Propinsi dengan ibukota Makassar ini merupakan daerah yang memiliki potensi yang besar dan menjadi propinsi termaju di kawasan Indonesia Timur. Tak peduli apapun asal partai politik, organisasi kemasyarakatan, keluarganya, suku, asal daerah, tempat tinggal, usia tua maupun muda, pekerjaan, tingkat kemapanan hidup, dan tingkat pendidikannya, atau apa saja yang selama ini menjadi sekat kebersamaan, Semoga masyarakat sulawesi selatan memilih pemimpin yang dapat memajukan daerah tersebut, mengejar ketertinggalan pembangunan dari daerah lain, dan berkomitmen membantu pemenuhan kebutuhan dasar rakyat, khususnya bagi saya yaitu dalam bidang pendidikan. Yang terpenting adalah pemimpin yang bersih ^_^.

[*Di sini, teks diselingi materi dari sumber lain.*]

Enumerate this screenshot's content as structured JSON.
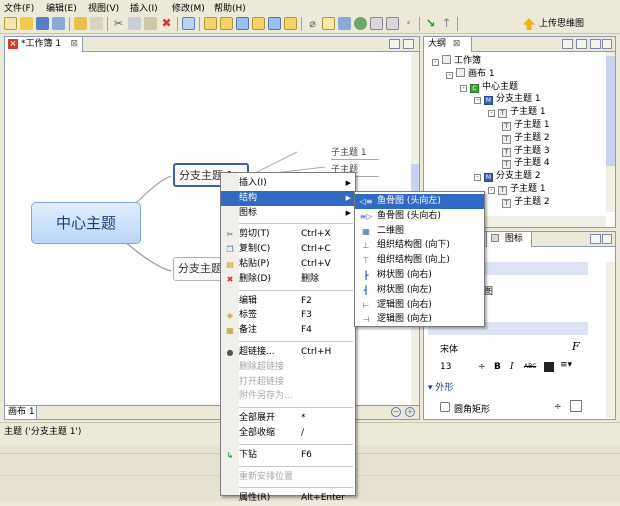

Selamat memilih buat masyarakat Sulawesi Selatan, mengutip kata-kata Bayu Sutiyono (presenter favoritku ^_^) “semoga pesta demokrasi pemilihan gubernur dan wakil gubernur langsung yang pertama di sulsel ini dapat berlangsung aman. Siapa pun yang terpilih dapat bersama-sama membangun Sulsel”.

Eniwei, yang menjadi pertanyaan gw pertama kali sebenarnya sejak sebulan lalu berada di kota Makassar dan mengenal para calon pertama kali dari media-media kampanyenya, gw bingung deh dari dulu tuh Makassar pemimpin daerah pasti dari kalangan itu-itu saja, maksudnya jarang muncul nama-nama baru. Apa daerah ini kekurangan pemimpin atau menjadi pemimpin harus memiliki latar belakang kuat? huehehe itu pandangan singkat aja, secara gw kurang peduli dengan peta perpolitikan di sulsel, males banget deh :P ,,, Jadi ingat waktu musyawarah besar Ikatan Alumni SMA ku (SMA Unggulan 17 Makassar), ada nyeletuk kali aja suatu saat salah satu dari kita akan menjadi pemimpin daerah ini maka kita harus dukung. Klo gw mah, gk melihat latar belakangnya mau satu almamater ma gw tapi gk qualified, ngapain dipilih huehehe, itupun kl gw memilih hihihihi. Jadi excited 10-15 tahun lagi mungkin dah masanya angkatan gw yang akan memimpin sulsel maupun Makassar. Who will be???